Automated Software Engineering - ASE'97
12th IEEE International Conference
Panel 1 - Large Scale Software Transformation: Lessons Learned from the Year 2000 Problem
Tuesday November 4, 8:30 - 9:30
The Year 2000 problem has posed significant challenges that are being
addressed using interesting automated software engineering (ASE)
tools, techniques, and methodologies. This panel will attempt to
relate and extrapolate the tools, techniques, and methodologies to
those for other large-scale software transformation problems.
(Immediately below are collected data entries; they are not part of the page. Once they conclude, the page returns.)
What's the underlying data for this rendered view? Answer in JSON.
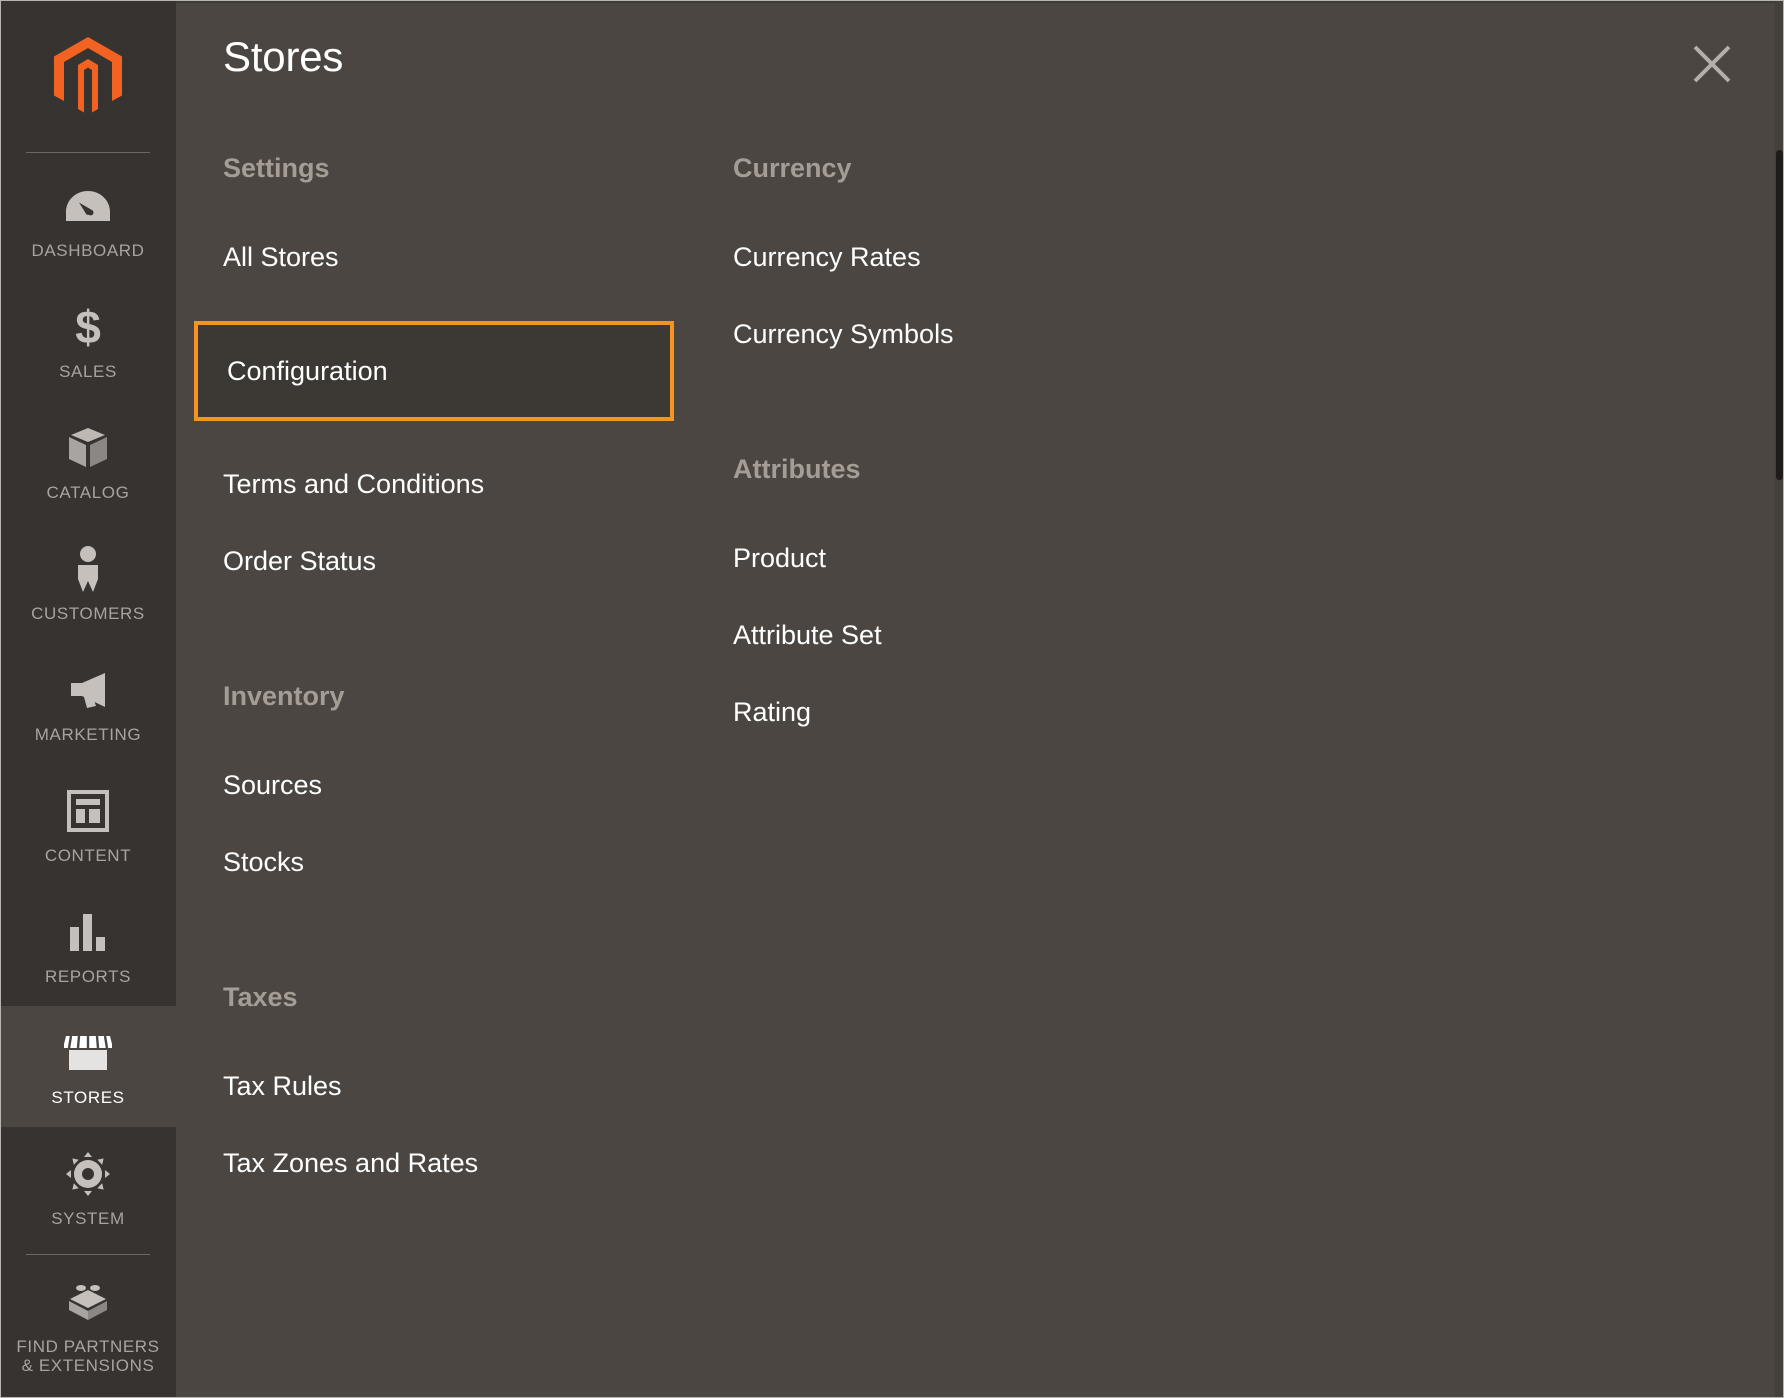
{
  "brand": {
    "accent": "#f79421",
    "logo_icon": "magento-logo-icon"
  },
  "sidebar": {
    "items": [
      {
        "label": "DASHBOARD",
        "icon": "dashboard-gauge-icon",
        "active": false
      },
      {
        "label": "SALES",
        "icon": "dollar-sign-icon",
        "active": false
      },
      {
        "label": "CATALOG",
        "icon": "box-icon",
        "active": false
      },
      {
        "label": "CUSTOMERS",
        "icon": "person-icon",
        "active": false
      },
      {
        "label": "MARKETING",
        "icon": "megaphone-icon",
        "active": false
      },
      {
        "label": "CONTENT",
        "icon": "layout-page-icon",
        "active": false
      },
      {
        "label": "REPORTS",
        "icon": "bar-chart-icon",
        "active": false
      },
      {
        "label": "STORES",
        "icon": "storefront-icon",
        "active": true
      },
      {
        "label": "SYSTEM",
        "icon": "gear-icon",
        "active": false
      },
      {
        "label": "FIND PARTNERS\n& EXTENSIONS",
        "icon": "lego-brick-icon",
        "active": false
      }
    ]
  },
  "panel": {
    "title": "Stores",
    "close_icon": "close-x-icon",
    "columns": [
      {
        "groups": [
          {
            "title": "Settings",
            "items": [
              {
                "label": "All Stores",
                "highlighted": false
              },
              {
                "label": "Configuration",
                "highlighted": true
              },
              {
                "label": "Terms and Conditions",
                "highlighted": false
              },
              {
                "label": "Order Status",
                "highlighted": false
              }
            ]
          },
          {
            "title": "Inventory",
            "items": [
              {
                "label": "Sources",
                "highlighted": false
              },
              {
                "label": "Stocks",
                "highlighted": false
              }
            ]
          },
          {
            "title": "Taxes",
            "items": [
              {
                "label": "Tax Rules",
                "highlighted": false
              },
              {
                "label": "Tax Zones and Rates",
                "highlighted": false
              }
            ]
          }
        ]
      },
      {
        "groups": [
          {
            "title": "Currency",
            "items": [
              {
                "label": "Currency Rates",
                "highlighted": false
              },
              {
                "label": "Currency Symbols",
                "highlighted": false
              }
            ]
          },
          {
            "title": "Attributes",
            "items": [
              {
                "label": "Product",
                "highlighted": false
              },
              {
                "label": "Attribute Set",
                "highlighted": false
              },
              {
                "label": "Rating",
                "highlighted": false
              }
            ]
          }
        ]
      }
    ]
  }
}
The focus will be on comparing and contrasting the Year 2000 problem
with other interesting classes of problems and utilizing the lessons
learned from the Year 2000 problem for motivating further development
in ASE techniques applicable for the various phases of software
transformation lifecycles. The panel will attempt to leverage the
unprecedented scale required for solving the Year 2000 problem towards
the goal of scalable automated techniques with well-defined
characteristics.
The preliminary focus of the panel will be on tools and
techniques. Process and methodology issues may be considered in the
context of tools and techniques or separately if time permits and the
audience demonstrates a preference for them. The list of questions to
be addressed includes but is not limited to:
- Problem Assessment and Estimation
- What are the other interesting classes of problems, and
their similarities and differences, such as: currency changes, field
(e.g. part number) expansions, and legacy system transformation.
- What are the characteristics of the impact assessment
techniques used in solving the Year 2000 problem? What are the
tradeoffs involved?
- How could the techniques used for partitioning and
clustering "work units" of a transformation project be applied to
other transformation projects?
- Detailed Analysis and Transformation
- What are the roles of different analysis approaches? What are
the tradeoffs involved in applying syntactic, semantic, and slicing
techniques?
- What are the issues involved in separating analysis from
transformation, and in comparing user-assisted versus automated
transformation?
- Testing and Verification
- What are the key tools and techniques required for planning
and designing large scale tests? How could we quantify and evaluate
the tradeoff between testing intensity and correctness?
- Are there any interesting techniques for automated test-bed
building that can be generalized?
- Common Techniques
- What are the key features of repositories that assist in
various parts of the lifecycle? What are the consequences of store
versus recompute decisions on scale, consistency and usability.
- Are there any canonical representations for software
components that are critical for one or more phases?
- What are the key lessons learned from integrating analysis
tools, repositories, code transformation tools and testing tools?